The first gig was 12 noon until 2pm in at The Rocks Square. In this era, the Sydney Harbour Foreshore Authority had a budget to put on live entertainment each weekend. There was a stage and seating, and usually two bands would play. Each band played for 2 hours. Sadly, those days are long gone. The Sydney Harbour Foreshore Authority now administer buskers to come and play for free. To be allowed to play for donations from the general public, you have to get their approval and purchase a busking license.
On this particular Saturday, I had my regular band with me, which consisted of Martin Cilia on guitar, Goby Catt on bass and Paul Carter on drums. We played a broad range of family friendly music.
The second gig was 3pm – 6pm at The Orient Hotel, which is within one hundred metres of the Rocks Square.

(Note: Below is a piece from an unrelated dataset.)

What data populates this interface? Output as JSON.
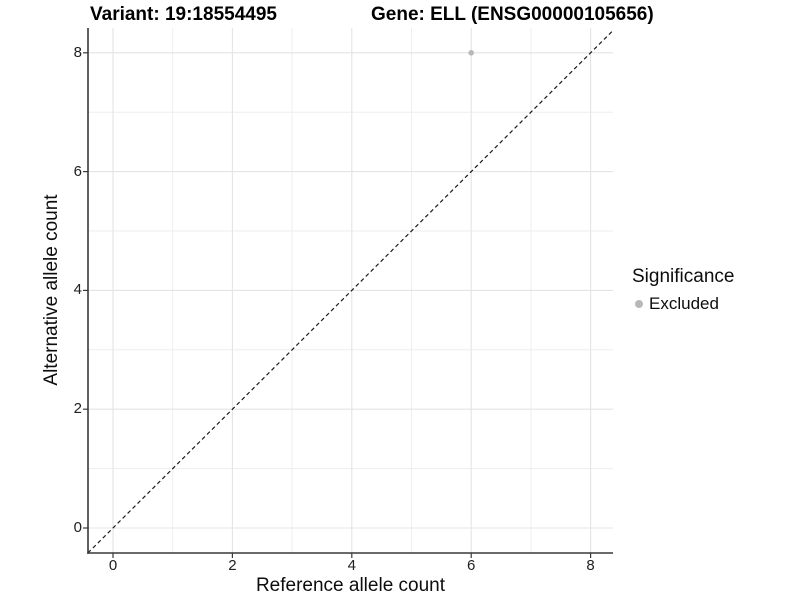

This was in the days where the Orient Hotel hired jazz groups to play on Saturday afternoons. On this gig, I had with me Col Nolan on keys and Harry Rivers on drums. Both of these guys were once legends of the Sydney jazz scene. Sadly, they have both passed away and are remembered by few.
The third gig was out at Windsor at the Fitzroy Hotel, playing from 8pm until midnight. This was with the same line up as for the first gig, at the Rocks Square. At that time, the people of Windsor were fans of blues and classic rock, so that’s what we played.
The gig was fairly low key, with only a small crowd of people in attendance. As you’d expect, I was feeling pretty tired towards the end of the gig. At around 11:20pm, as we started our fourth and final set, I could see the finish line in sight. Then, at around 11:40pm, there was late influx of people. Apparently, one of the other pubs in Windsor had closed, so many of their patrons moved on to the Fitzroy Hotel, where we were playing.
Within five minutes of this late influx, two women started fighting. I remember watching a woman grab another by the hair, and then using this as leverage to swing her off her feet and onto the floor. Within a minute, this had escalated into an all-in-brawl. Everyone in the pub was engaged in fighting. This included men, women and bar staff. It was like something from a Wild West movie.
Bear in mind that these were the days before pubs hired security staff. Also, there were no “responsible service of alcohol” laws. Any incidences were typically handled by the pub’s licensee. And the licensee was punching-on with the rest of the rabble.
On the band’s stage, we “battened down the hatches”, trying to keep our equipment safe. The people fighting viewed a microphone stand as an advantageous weapon for bludgeoning their opponent. Several times we had to wrestle our equipment back off the drunken fighters.
The fighting continued, unabated for fifteen minutes, only stopping when the police showed up. Within a minute, the pub was empty. The licensee had a bleeding nose and a ripped, bloodied shirt. Apart from that, he was fine. He paid us, we packed up and we never played at the Fitzroy Hotel again.